Pros of transformers
- Broader scope: Supports a wide range of NLP tasks and models
- Extensive documentation and community support
- Regular updates and contributions from the open-source community
Cons of transformers
- Larger codebase, potentially more complex to navigate
- May require more setup and configuration for specific tasks
Code comparison
ChatGLM-6B:
tokenizer = AutoTokenizer.from_pretrained("THUDM/chatglm-6b", trust_remote_code=True)
model = AutoModel.from_pretrained("THUDM/chatglm-6b", trust_remote_code=True).half().cuda()
response, history = model.chat(tokenizer, "Hello", history=[])
transformers:
from transformers import AutoTokenizer, AutoModelForCausalLM
tokenizer = AutoTokenizer.from_pretrained("gpt2")

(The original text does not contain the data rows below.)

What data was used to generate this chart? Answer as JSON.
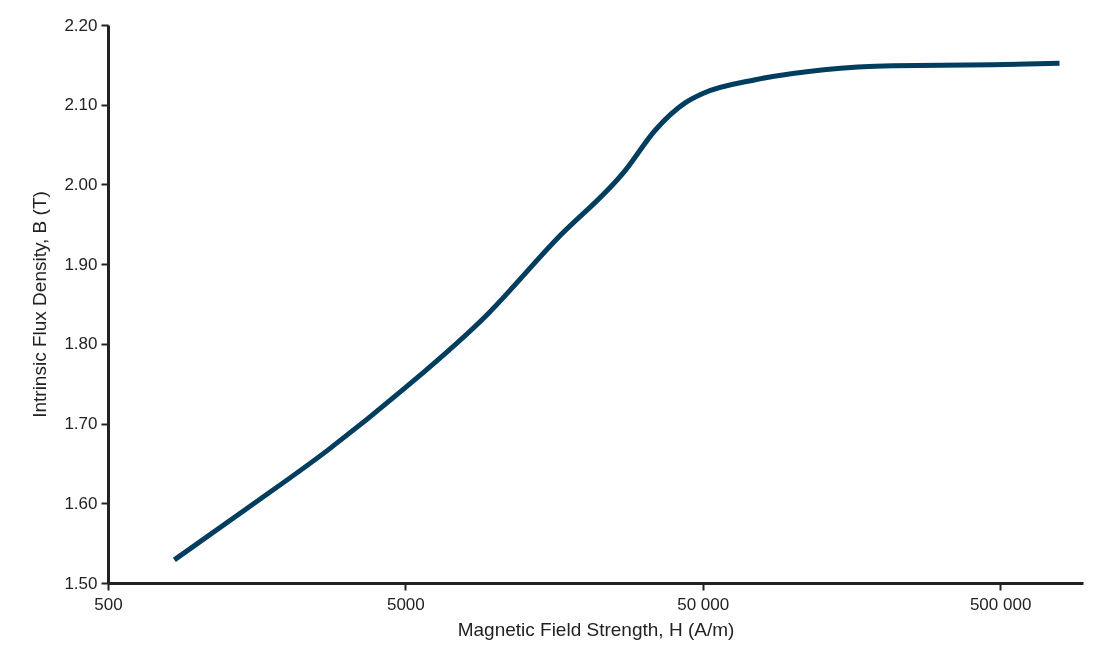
{
  "chart_data": {
    "type": "line",
    "xlabel": "Magnetic Field Strength, H (A/m)",
    "ylabel": "Intrinsic Flux Density, B (T)",
    "log": "x",
    "grid": false,
    "marker": "none",
    "line_style": "solid",
    "xlim": [
      500,
      950000
    ],
    "ylim": [
      1.5,
      2.2
    ],
    "xticks": [
      500,
      5000,
      {
        "value": 50000,
        "label": "50 000"
      },
      {
        "value": 500000,
        "label": "500 000"
      }
    ],
    "yticks": [
      {
        "value": 1.5,
        "label": "1.50"
      },
      {
        "value": 1.6,
        "label": "1.60"
      },
      {
        "value": 1.7,
        "label": "1.70"
      },
      {
        "value": 1.8,
        "label": "1.80"
      },
      {
        "value": 1.9,
        "label": "1.90"
      },
      {
        "value": 2.0,
        "label": "2.00"
      },
      {
        "value": 2.1,
        "label": "2.10"
      },
      {
        "value": 2.2,
        "label": "2.20"
      }
    ],
    "series": [
      {
        "color": "#003d5e",
        "x": [
          836,
          1486,
          2750,
          5000,
          9380,
          16000,
          27500,
          34600,
          43500,
          50000,
          74500,
          127800,
          218000,
          470000,
          792000
        ],
        "values": [
          1.529,
          1.595,
          1.667,
          1.745,
          1.836,
          1.93,
          2.018,
          2.068,
          2.102,
          2.114,
          2.131,
          2.144,
          2.149,
          2.15,
          2.152
        ]
      }
    ]
  }
}
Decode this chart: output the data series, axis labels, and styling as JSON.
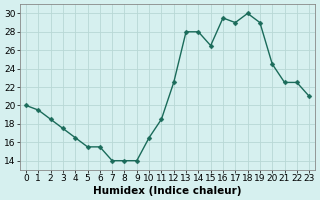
{
  "x": [
    0,
    1,
    2,
    3,
    4,
    5,
    6,
    7,
    8,
    9,
    10,
    11,
    12,
    13,
    14,
    15,
    16,
    17,
    18,
    19,
    20,
    21,
    22,
    23
  ],
  "y": [
    20,
    19.5,
    18.5,
    17.5,
    16.5,
    15.5,
    15.5,
    14,
    14,
    14,
    16.5,
    18.5,
    22.5,
    28,
    28,
    26.5,
    29.5,
    29,
    30,
    29,
    24.5,
    22.5,
    22.5,
    21
  ],
  "line_color": "#1a6b5a",
  "bg_color": "#d6f0ef",
  "grid_color": "#b8d8d5",
  "xlabel": "Humidex (Indice chaleur)",
  "xlim": [
    -0.5,
    23.5
  ],
  "ylim": [
    13,
    31
  ],
  "yticks": [
    14,
    16,
    18,
    20,
    22,
    24,
    26,
    28,
    30
  ],
  "xticks": [
    0,
    1,
    2,
    3,
    4,
    5,
    6,
    7,
    8,
    9,
    10,
    11,
    12,
    13,
    14,
    15,
    16,
    17,
    18,
    19,
    20,
    21,
    22,
    23
  ],
  "xtick_labels": [
    "0",
    "1",
    "2",
    "3",
    "4",
    "5",
    "6",
    "7",
    "8",
    "9",
    "10",
    "11",
    "12",
    "13",
    "14",
    "15",
    "16",
    "17",
    "18",
    "19",
    "20",
    "21",
    "22",
    "23"
  ],
  "marker_size": 2.5,
  "line_width": 1.0,
  "tick_fontsize": 6.5,
  "label_fontsize": 7.5
}
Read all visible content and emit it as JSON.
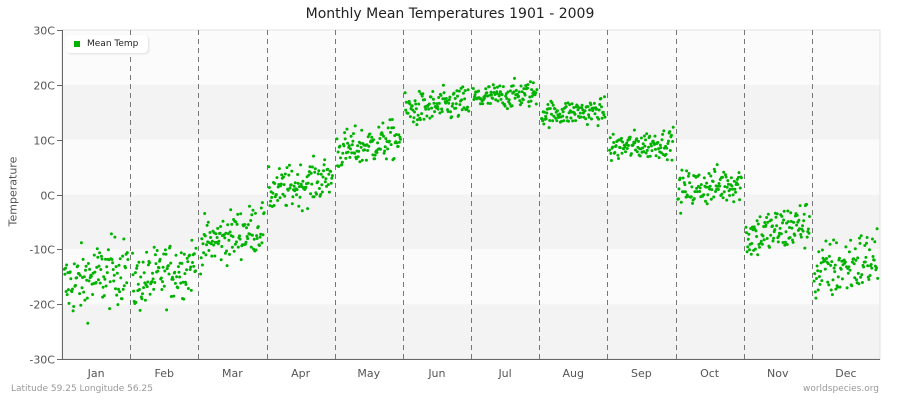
{
  "title": "Monthly Mean Temperatures 1901 - 2009",
  "footer": {
    "left": "Latitude 59.25 Longitude 56.25",
    "right": "worldspecies.org"
  },
  "legend": {
    "label": "Mean Temp",
    "color": "#00b300"
  },
  "colors": {
    "point": "#00b300",
    "band_dark": "#f3f3f3",
    "band_light": "#fbfbfb",
    "grid_dash": "#777777",
    "axis": "#666666"
  },
  "chart_data": {
    "type": "scatter",
    "title": "Monthly Mean Temperatures 1901 - 2009",
    "xlabel": "",
    "ylabel": "Temperature",
    "ylim": [
      -30,
      30
    ],
    "yticks": [
      "30C",
      "20C",
      "10C",
      "0C",
      "-10C",
      "-20C",
      "-30C"
    ],
    "ytick_values": [
      30,
      20,
      10,
      0,
      -10,
      -20,
      -30
    ],
    "categories": [
      "Jan",
      "Feb",
      "Mar",
      "Apr",
      "May",
      "Jun",
      "Jul",
      "Aug",
      "Sep",
      "Oct",
      "Nov",
      "Dec"
    ],
    "legend_position": "top-left",
    "grid": "alternating horizontal bands, dashed vertical month separators",
    "points_per_month": 109,
    "series": [
      {
        "name": "Mean Temp",
        "monthly_summary": [
          {
            "month": "Jan",
            "mean": -15.0,
            "min": -26.0,
            "max": -6.0,
            "std": 3.8,
            "trend": 3.5
          },
          {
            "month": "Feb",
            "mean": -14.5,
            "min": -22.5,
            "max": -6.0,
            "std": 3.3,
            "trend": 4.0
          },
          {
            "month": "Mar",
            "mean": -7.5,
            "min": -14.5,
            "max": 0.0,
            "std": 2.8,
            "trend": 3.5
          },
          {
            "month": "Apr",
            "mean": 1.8,
            "min": -4.0,
            "max": 7.0,
            "std": 2.4,
            "trend": 3.0
          },
          {
            "month": "May",
            "mean": 9.0,
            "min": 3.0,
            "max": 14.5,
            "std": 2.2,
            "trend": 2.5
          },
          {
            "month": "Jun",
            "mean": 16.0,
            "min": 10.5,
            "max": 20.5,
            "std": 1.9,
            "trend": 1.5
          },
          {
            "month": "Jul",
            "mean": 18.0,
            "min": 14.5,
            "max": 22.0,
            "std": 1.5,
            "trend": 1.0
          },
          {
            "month": "Aug",
            "mean": 15.0,
            "min": 11.5,
            "max": 19.0,
            "std": 1.4,
            "trend": 0.5
          },
          {
            "month": "Sep",
            "mean": 9.0,
            "min": 4.5,
            "max": 13.0,
            "std": 1.6,
            "trend": 1.0
          },
          {
            "month": "Oct",
            "mean": 1.5,
            "min": -5.0,
            "max": 6.0,
            "std": 2.1,
            "trend": 1.5
          },
          {
            "month": "Nov",
            "mean": -6.5,
            "min": -15.5,
            "max": 0.5,
            "std": 2.7,
            "trend": 2.5
          },
          {
            "month": "Dec",
            "mean": -13.0,
            "min": -24.0,
            "max": -5.5,
            "std": 3.5,
            "trend": 3.0
          }
        ]
      }
    ]
  }
}
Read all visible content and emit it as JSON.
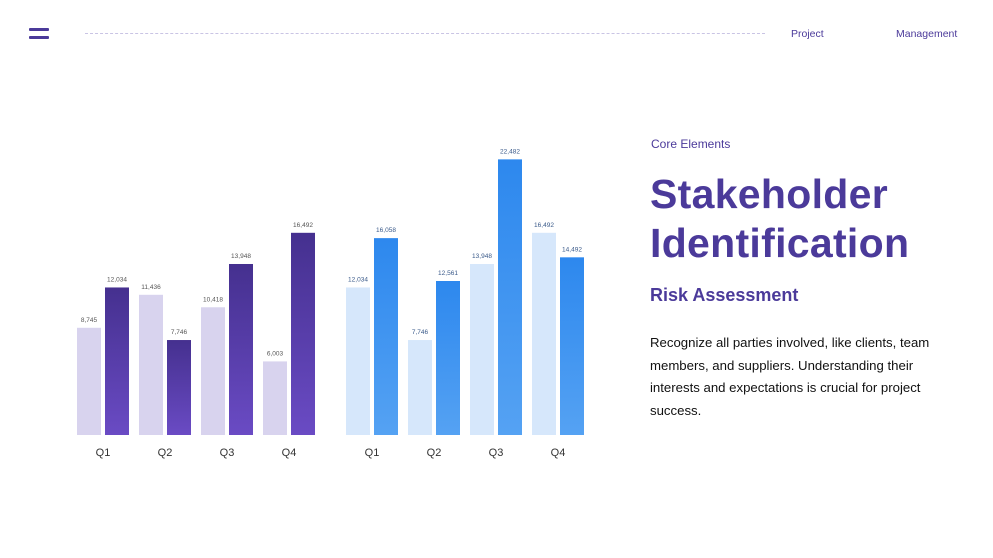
{
  "header": {
    "menu_icon": "hamburger-icon",
    "nav": [
      "Project",
      "Management"
    ]
  },
  "content": {
    "subtitle": "Core Elements",
    "title_lines": [
      "Stakeholder",
      "Identification"
    ],
    "heading": "Risk Assessment",
    "body": "Recognize all parties involved, like clients, team members, and suppliers. Understanding their interests and expectations is crucial for project success."
  },
  "chart_data": [
    {
      "type": "bar",
      "categories": [
        "Q1",
        "Q2",
        "Q3",
        "Q4"
      ],
      "series": [
        {
          "values": [
            8745,
            11436,
            10418,
            6003
          ],
          "color": "#d8d3ee"
        },
        {
          "values": [
            12034,
            7746,
            13948,
            16492
          ],
          "color": "#4b3399"
        }
      ],
      "data_labels": true,
      "grid": false
    },
    {
      "type": "bar",
      "categories": [
        "Q1",
        "Q2",
        "Q3",
        "Q4"
      ],
      "series": [
        {
          "values": [
            12034,
            7746,
            13948,
            16492
          ],
          "color": "#d6e7fb"
        },
        {
          "values": [
            16058,
            12561,
            22482,
            14492
          ],
          "color": "#2f8cf0"
        }
      ],
      "data_labels": true,
      "grid": false
    }
  ]
}
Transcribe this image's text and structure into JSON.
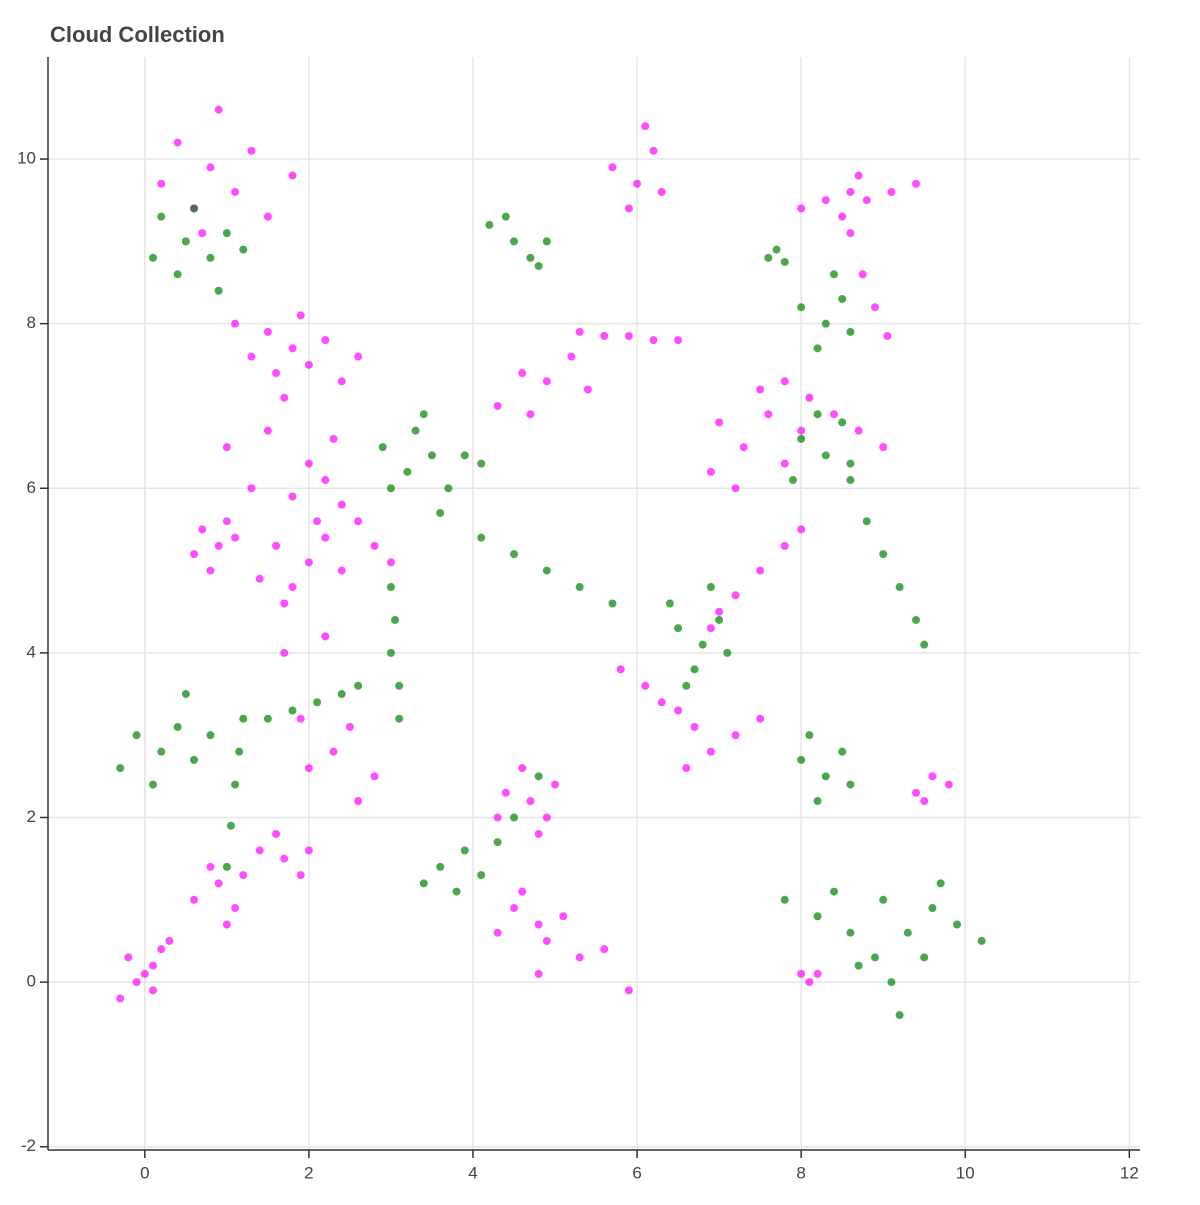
{
  "chart_data": {
    "type": "scatter",
    "title": "Cloud Collection",
    "xlim": [
      -1.18,
      12.13
    ],
    "ylim": [
      -2.04,
      11.24
    ],
    "xticks": [
      0,
      2,
      4,
      6,
      8,
      10,
      12
    ],
    "yticks": [
      -2,
      0,
      2,
      4,
      6,
      8,
      10
    ],
    "grid": true,
    "series": [
      {
        "color": "#ff00ff",
        "x": [
          0.4,
          0.8,
          1.1,
          0.6,
          1.3,
          0.2,
          1.5,
          0.9,
          0.7,
          1.8,
          1.5,
          1.8,
          2.0,
          1.6,
          2.2,
          1.3,
          1.9,
          2.4,
          1.1,
          2.6,
          1.7,
          1.0,
          1.5,
          2.0,
          1.3,
          1.8,
          2.3,
          0.7,
          0.9,
          1.0,
          0.6,
          0.8,
          1.1,
          1.6,
          2.0,
          2.2,
          1.8,
          2.4,
          1.4,
          2.1,
          1.7,
          2.2,
          2.4,
          2.6,
          2.8,
          3.0,
          1.9,
          2.3,
          2.5,
          2.0,
          2.8,
          1.7,
          2.2,
          2.6,
          -0.3,
          -0.1,
          0.1,
          0.2,
          0.0,
          0.3,
          -0.2,
          0.1,
          0.6,
          0.9,
          1.1,
          0.8,
          1.2,
          1.0,
          1.4,
          1.7,
          1.9,
          1.6,
          2.0,
          4.4,
          4.7,
          4.9,
          4.6,
          5.0,
          4.8,
          4.3,
          4.5,
          4.8,
          5.1,
          4.9,
          4.6,
          5.3,
          4.3,
          5.6,
          4.8,
          5.9,
          4.3,
          4.6,
          4.9,
          5.2,
          4.7,
          5.4,
          5.3,
          5.6,
          5.9,
          6.2,
          6.5,
          5.7,
          6.0,
          6.2,
          5.9,
          6.3,
          6.1,
          8.0,
          8.3,
          8.6,
          8.8,
          9.1,
          8.5,
          9.4,
          8.7,
          8.6,
          8.75,
          8.9,
          9.05,
          7.0,
          7.3,
          7.6,
          7.8,
          7.2,
          7.5,
          6.9,
          8.0,
          7.8,
          8.1,
          8.4,
          8.7,
          9.0,
          7.0,
          7.2,
          7.5,
          7.8,
          8.0,
          6.9,
          5.8,
          6.1,
          6.3,
          6.5,
          6.7,
          6.6,
          6.9,
          7.2,
          7.5,
          9.4,
          9.6,
          9.8,
          9.5,
          8.0,
          8.1,
          8.2
        ],
        "y": [
          10.2,
          9.9,
          9.6,
          9.4,
          10.1,
          9.7,
          9.3,
          10.6,
          9.1,
          9.8,
          7.9,
          7.7,
          7.5,
          7.4,
          7.8,
          7.6,
          8.1,
          7.3,
          8.0,
          7.6,
          7.1,
          6.5,
          6.7,
          6.3,
          6.0,
          5.9,
          6.6,
          5.5,
          5.3,
          5.6,
          5.2,
          5.0,
          5.4,
          5.3,
          5.1,
          5.4,
          4.8,
          5.0,
          4.9,
          5.6,
          4.6,
          6.1,
          5.8,
          5.6,
          5.3,
          5.1,
          3.2,
          2.8,
          3.1,
          2.6,
          2.5,
          4.0,
          4.2,
          2.2,
          -0.2,
          0.0,
          0.2,
          0.4,
          0.1,
          0.5,
          0.3,
          -0.1,
          1.0,
          1.2,
          0.9,
          1.4,
          1.3,
          0.7,
          1.6,
          1.5,
          1.3,
          1.8,
          1.6,
          2.3,
          2.2,
          2.0,
          2.6,
          2.4,
          1.8,
          2.0,
          0.9,
          0.7,
          0.8,
          0.5,
          1.1,
          0.3,
          0.6,
          0.4,
          0.1,
          -0.1,
          7.0,
          7.4,
          7.3,
          7.6,
          6.9,
          7.2,
          7.9,
          7.85,
          7.85,
          7.8,
          7.8,
          9.9,
          9.7,
          10.1,
          9.4,
          9.6,
          10.4,
          9.4,
          9.5,
          9.6,
          9.5,
          9.6,
          9.3,
          9.7,
          9.8,
          9.1,
          8.6,
          8.2,
          7.85,
          6.8,
          6.5,
          6.9,
          6.3,
          6.0,
          7.2,
          6.2,
          6.7,
          7.3,
          7.1,
          6.9,
          6.7,
          6.5,
          4.5,
          4.7,
          5.0,
          5.3,
          5.5,
          4.3,
          3.8,
          3.6,
          3.4,
          3.3,
          3.1,
          2.6,
          2.8,
          3.0,
          3.2,
          2.3,
          2.5,
          2.4,
          2.2,
          0.1,
          0.0,
          0.1
        ]
      },
      {
        "color": "#008000",
        "x": [
          0.2,
          0.5,
          0.8,
          0.6,
          1.0,
          0.4,
          0.9,
          0.1,
          1.2,
          2.9,
          3.2,
          3.5,
          3.7,
          3.3,
          3.9,
          3.0,
          3.6,
          4.1,
          3.4,
          4.2,
          4.5,
          4.7,
          4.4,
          4.9,
          4.8,
          4.1,
          4.5,
          4.9,
          5.3,
          5.7,
          7.6,
          7.7,
          7.8,
          8.0,
          8.3,
          8.5,
          8.2,
          8.6,
          8.4,
          8.0,
          8.3,
          8.5,
          7.9,
          8.2,
          8.6,
          8.6,
          8.8,
          9.0,
          9.2,
          9.4,
          9.5,
          6.5,
          6.8,
          7.0,
          6.7,
          6.4,
          7.1,
          6.9,
          6.6,
          3.0,
          3.05,
          3.0,
          3.1,
          3.1,
          1.5,
          1.8,
          2.1,
          2.4,
          2.6,
          1.0,
          1.05,
          1.1,
          1.15,
          1.2,
          -0.1,
          0.2,
          0.4,
          0.6,
          0.1,
          0.5,
          -0.3,
          0.8,
          3.6,
          3.9,
          4.1,
          4.3,
          3.8,
          4.5,
          4.8,
          3.4,
          8.0,
          8.3,
          8.5,
          8.2,
          8.6,
          8.1,
          7.8,
          8.2,
          8.6,
          8.9,
          9.1,
          9.3,
          9.6,
          9.9,
          9.0,
          8.7,
          9.5,
          8.4,
          9.2,
          10.2,
          9.7
        ],
        "y": [
          9.3,
          9.0,
          8.8,
          9.4,
          9.1,
          8.6,
          8.4,
          8.8,
          8.9,
          6.5,
          6.2,
          6.4,
          6.0,
          6.7,
          6.4,
          6.0,
          5.7,
          6.3,
          6.9,
          9.2,
          9.0,
          8.8,
          9.3,
          9.0,
          8.7,
          5.4,
          5.2,
          5.0,
          4.8,
          4.6,
          8.8,
          8.9,
          8.75,
          8.2,
          8.0,
          8.3,
          7.7,
          7.9,
          8.6,
          6.6,
          6.4,
          6.8,
          6.1,
          6.9,
          6.3,
          6.1,
          5.6,
          5.2,
          4.8,
          4.4,
          4.1,
          4.3,
          4.1,
          4.4,
          3.8,
          4.6,
          4.0,
          4.8,
          3.6,
          4.8,
          4.4,
          4.0,
          3.6,
          3.2,
          3.2,
          3.3,
          3.4,
          3.5,
          3.6,
          1.4,
          1.9,
          2.4,
          2.8,
          3.2,
          3.0,
          2.8,
          3.1,
          2.7,
          2.4,
          3.5,
          2.6,
          3.0,
          1.4,
          1.6,
          1.3,
          1.7,
          1.1,
          2.0,
          2.5,
          1.2,
          2.7,
          2.5,
          2.8,
          2.2,
          2.4,
          3.0,
          1.0,
          0.8,
          0.6,
          0.3,
          0.0,
          0.6,
          0.9,
          0.7,
          1.0,
          0.2,
          0.3,
          1.1,
          -0.4,
          0.5,
          1.2
        ]
      }
    ]
  }
}
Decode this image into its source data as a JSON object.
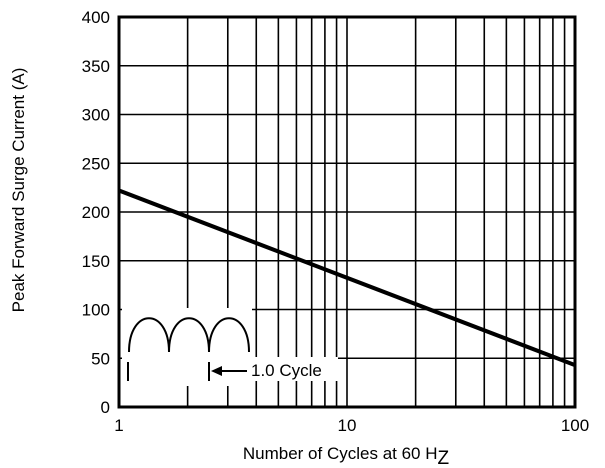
{
  "chart_data": {
    "type": "line",
    "xscale": "log",
    "xlim": [
      1,
      100
    ],
    "ylim": [
      0,
      400
    ],
    "grid": true,
    "xlabel": "Number of Cycles at 60 H",
    "xlabel_subscript": "Z",
    "ylabel": "Peak Forward Surge Current (A)",
    "x_ticks": [
      {
        "value": 1,
        "label": "1"
      },
      {
        "value": 10,
        "label": "10"
      },
      {
        "value": 100,
        "label": "100"
      }
    ],
    "y_ticks": [
      {
        "value": 0,
        "label": "0"
      },
      {
        "value": 50,
        "label": "50"
      },
      {
        "value": 100,
        "label": "100"
      },
      {
        "value": 150,
        "label": "150"
      },
      {
        "value": 200,
        "label": "200"
      },
      {
        "value": 250,
        "label": "250"
      },
      {
        "value": 300,
        "label": "300"
      },
      {
        "value": 350,
        "label": "350"
      },
      {
        "value": 400,
        "label": "400"
      }
    ],
    "series": [
      {
        "x": [
          1,
          100
        ],
        "y": [
          222,
          43
        ]
      }
    ],
    "inset": {
      "label": "1.0 Cycle",
      "arches": 3
    }
  }
}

model = AutoModelForCausalLM.from_pretrained("gpt2")
inputs = tokenizer("Hello, how are you?", return_tensors="pt")
outputs = model.generate(**inputs)
The code comparison shows that ChatGLM-6B is more focused on chat-based interactions, while transformers provides a more general approach to working with language models. transformers offers greater flexibility in model selection and task-specific implementations, but may require more setup for specialized use cases.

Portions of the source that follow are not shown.